KPMG has developed an approach to implementing operational resilience requirements, drawing on a wealth of experience from operational resilience implementation projects in the UK.

  1. Maturity assessment: We benefit from our experience from other regulatory projects and can identify significant gaps and quick wins in a few days, even before we start with an extensive implementation project. This step can also be carried out alone and is optional in the overall project approach.
  2. Definition of top-down principles and strategy: The first step involves setting top-down guidelines and aligning and anchoring them with the overall corporate strategy.
  3. Identification of the business service framework and prioritisation: Successful completion of the first step is followed by documentation of the business service framework and prioritisation of services from an operational resilience perspective.
  4. Resource mapping: In this further step, the IT resources, data, people, suppliers, buildings and processes are allocated to the prioritised business services.
  5. Definition of KPIs, tolerance limits, scenarios and measures: Once resources have been allocated to business services, measurable KPIs and associated tolerance levels are defined. This is followed by the definition of scenarios and mitigation measures.
  6. Implementation, integration and reporting; cultural anchoring: Now comes the final step, namely the implementation and integration of the defined measures into existing company guidelines. Regular reporting must be set up and anchored in the corporate culture.
  7. Test: To ensure that the implementation of the operational resilience requirements has been successful, test scenarios must be defined and the defined measures tested.

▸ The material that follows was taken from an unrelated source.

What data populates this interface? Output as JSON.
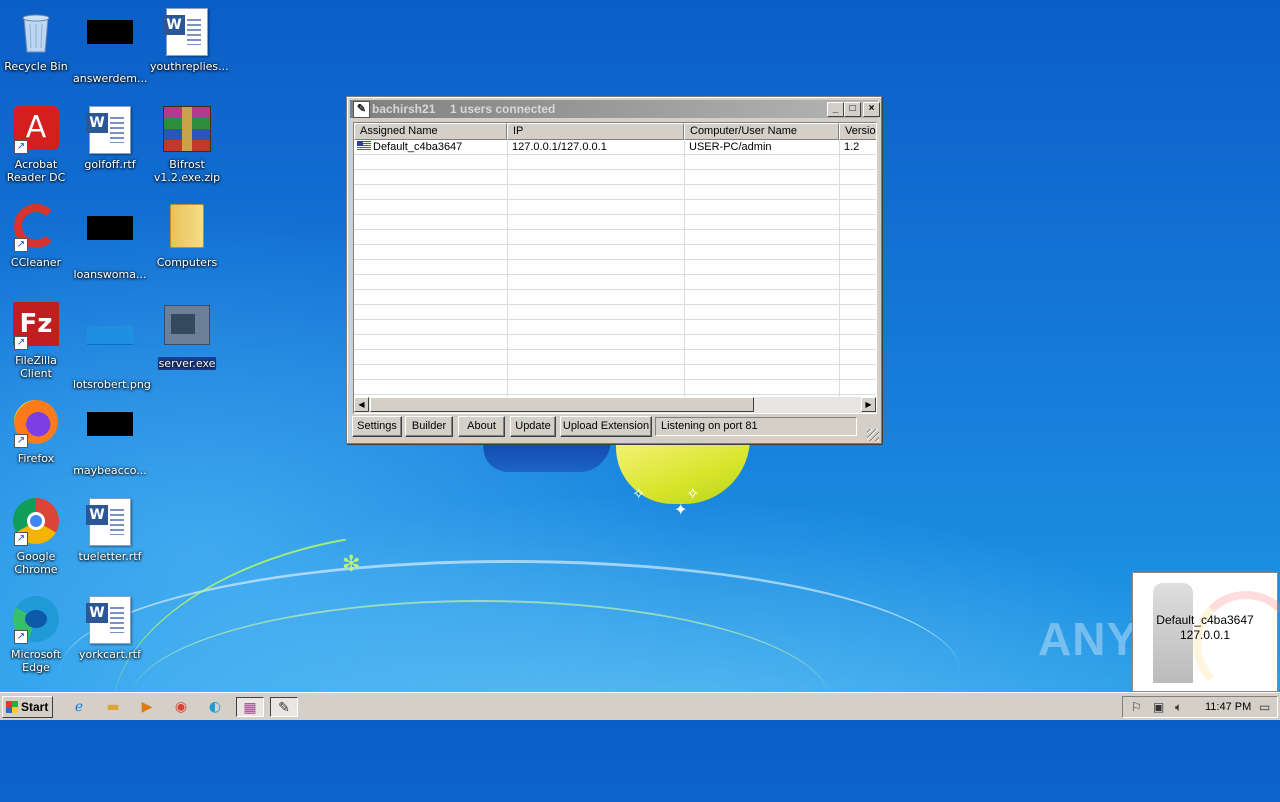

Challenges in implementing operational resilience

From our point of view, there are particular challenges that need to be considered and overcome during implementation, including:

  • There is often a lack of clear responsibilities at management level for regulatory safety issues.
  • Building a clear business service framework can be difficult. Often this clear external front-to-back view with clear responsibilities does not exist.
  • The definition of clear, unambiguous service responsibilities (single ownership) for the identified and prioritised business services must be found.
  • Identifying critical business services and mapping them to existing processes, applications, IT infrastructures and service providers is often complex.
  • The definition of practicable and measurable KPIs, especially the definition of measurable tolerance limits, as well as the implementation of a corresponding reporting, is a challenge, taking into account existing capacities.
  • Operational resilience is not implemented on a greenfield basis, but must be linked and coordinated with existing disciplines (BCM, ITSCM, cybersecurity, IKK, etc.).

KPMG supports you with a lot of experience, know-how and a structured approach to meet these challenges and successfully implement the new requirement.